L’arrivée massive de migrants à Ceuta a relancé un débat que l’Espagne et l’Union européenne semblent réticentes à trancher publiquement : celui du rôle joué par le Maroc dans le déclenchement de la crise. C’est la thèse défendue par le site No te olvides del Sahara Occidental, qui pointe une contradiction entre le langage employé par les autorités espagnoles et européennes — « atteinte à l’intégrité territoriale », « menace hybride » — et leur réticence à nommer directement Rabat comme responsable.
Une frontière habituellement verrouillée
L’argument central de cette analyse repose sur un constat simple : la zone frontalière autour de Ceuta figure parmi les plus surveillées du royaume chérifien. Pour les auteurs du texte, il est donc difficile de croire à un mouvement purement spontané, d’autant que les autorités marocaines ont démontré, une fois les renforts déployés, leur capacité à reprendre rapidement le contrôle de la situation. Rabat, de son côté, dément toute forme de relâchement volontaire ou de pression calculée.
Le site rappelle un précédent : en 2021 déjà, la frontière avait été mobilisée par le Maroc lors d’une crise diplomatique liée à l’accueil en Espagne du chef du Front Polisario, Brahim Ghali. L’épisode s’était soldé, l’année suivante, par un changement de position du gouvernement de Pedro Sánchez, désormais favorable au plan marocain d’autonomie pour le Sahara occidental.

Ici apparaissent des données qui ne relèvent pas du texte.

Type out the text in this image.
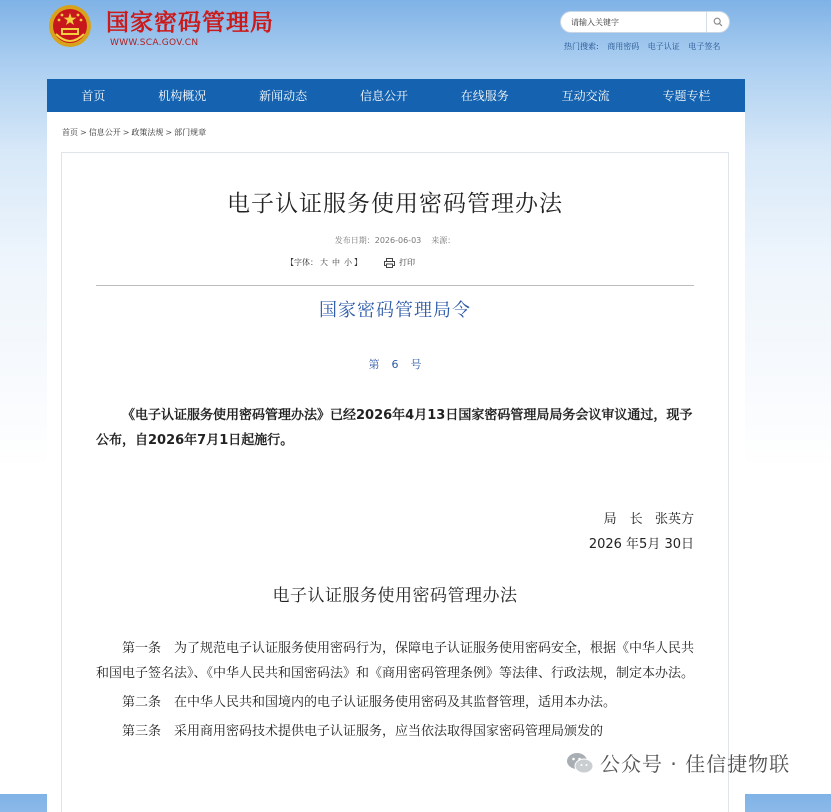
国家密码管理局
WWW.SCA.GOV.CN
请输入关键字	热门搜索: 商用密码 电子认证 电子签名
首页	机构概况	新闻动态	信息公开	在线服务	互动交流	专题专栏
首页 > 信息公开 > 政策法规 > 部门规章
电子认证服务使用密码管理办法
发布日期：2026-06-03 来源：
【字体： 大 中 小 】	打印
国家密码管理局令
第 6 号
《电子认证服务使用密码管理办法》已经2026年4月13日国家密码管理局局务会议审议通过，现予公布，自2026年7月1日起施行。
局　长 张英方
2026 年5月 30日
电子认证服务使用密码管理办法

第一条　为了规范电子认证服务使用密码行为，保障电子认证服务使用密码安全，根据《中华人民共和国电子签名法》、《中华人民共和国密码法》和《商用密码管理条例》等法律、行政法规，制定本办法。

第二条　在中华人民共和国境内的电子认证服务使用密码及其监督管理，适用本办法。

第三条　采用商用密码技术提供电子认证服务，应当依法取得国家密码管理局颁发的

公众号 · 佳信捷物联
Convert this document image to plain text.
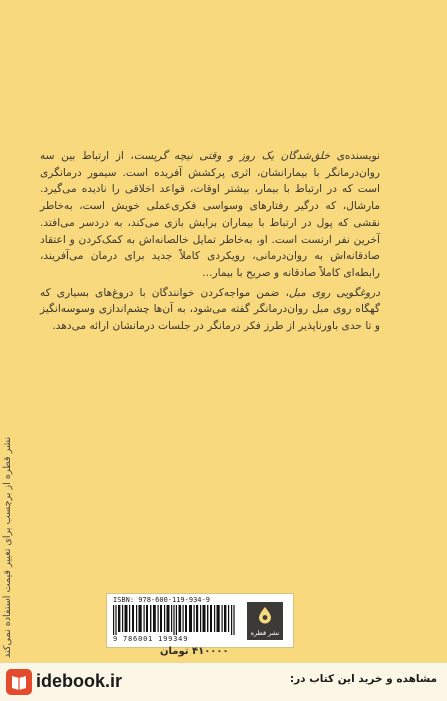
نویسنده‌ی خلق‌شدگان یک روز و وقتی نیچه گریست، از ارتباط بین سه روان‌درمانگر با بیمارانشان، اثری پرکشش آفریده است. سیمور درمانگری است که در ارتباط با بیمار، بیشتر اوقات، قواعد اخلاقی را نادیده می‌گیرد. مارشال، که درگیر رفتارهای وسواسی فکری‌عملی خویش است، به‌خاطر نقشی که پول در ارتباط با بیماران برایش بازی می‌کند، به دردسر می‌افتد. آخرین نفر ارنست است. او، به‌خاطر تمایل خالصانه‌اش به کمک‌کردن و اعتقاد صادقانه‌اش به روان‌درمانی، رویکردی کاملاً جدید برای درمان می‌آفریند، رابطه‌ای کاملاً صادقانه و صریح با بیمار...

دروغگویی روی مبل، ضمن مواجه‌کردن خوانندگان با دروغ‌های بسیاری که گهگاه روی مبل روان‌درمانگر گفته می‌شود، به آن‌ها چشم‌اندازی وسوسه‌انگیز و تا حدی باورناپذیر از طرز فکر درمانگر در جلسات درمانشان ارائه می‌دهد.

نشر قطره از برچسب برای تغییر قیمت استفاده نمی‌کند	ISBN: 978-600-119-934-9
9 786001 199349
نشر قطره
۴۱۰۰۰۰ تومان
idebook.ir	مشاهده و خرید این کتاب در:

Le Sahara occidental en toile de fond
Selon cette analyse, plusieurs facteurs alimenteraient aujourd’hui l’irritation de Rabat : le réchauffement des relations entre Madrid et Alger, ainsi que le débat espagnol autour de la nationalité des personnes originaires du Sahara occidental. À cela s’ajouterait, plus largement, l’intérêt propre que représenteraient Ceuta et Melilla dans les revendications territoriales marocaines — un point que le texte relie à un rapport d’une commission de la Chambre des représentants américaine évoquant le statut futur de ces deux villes sous administration espagnole.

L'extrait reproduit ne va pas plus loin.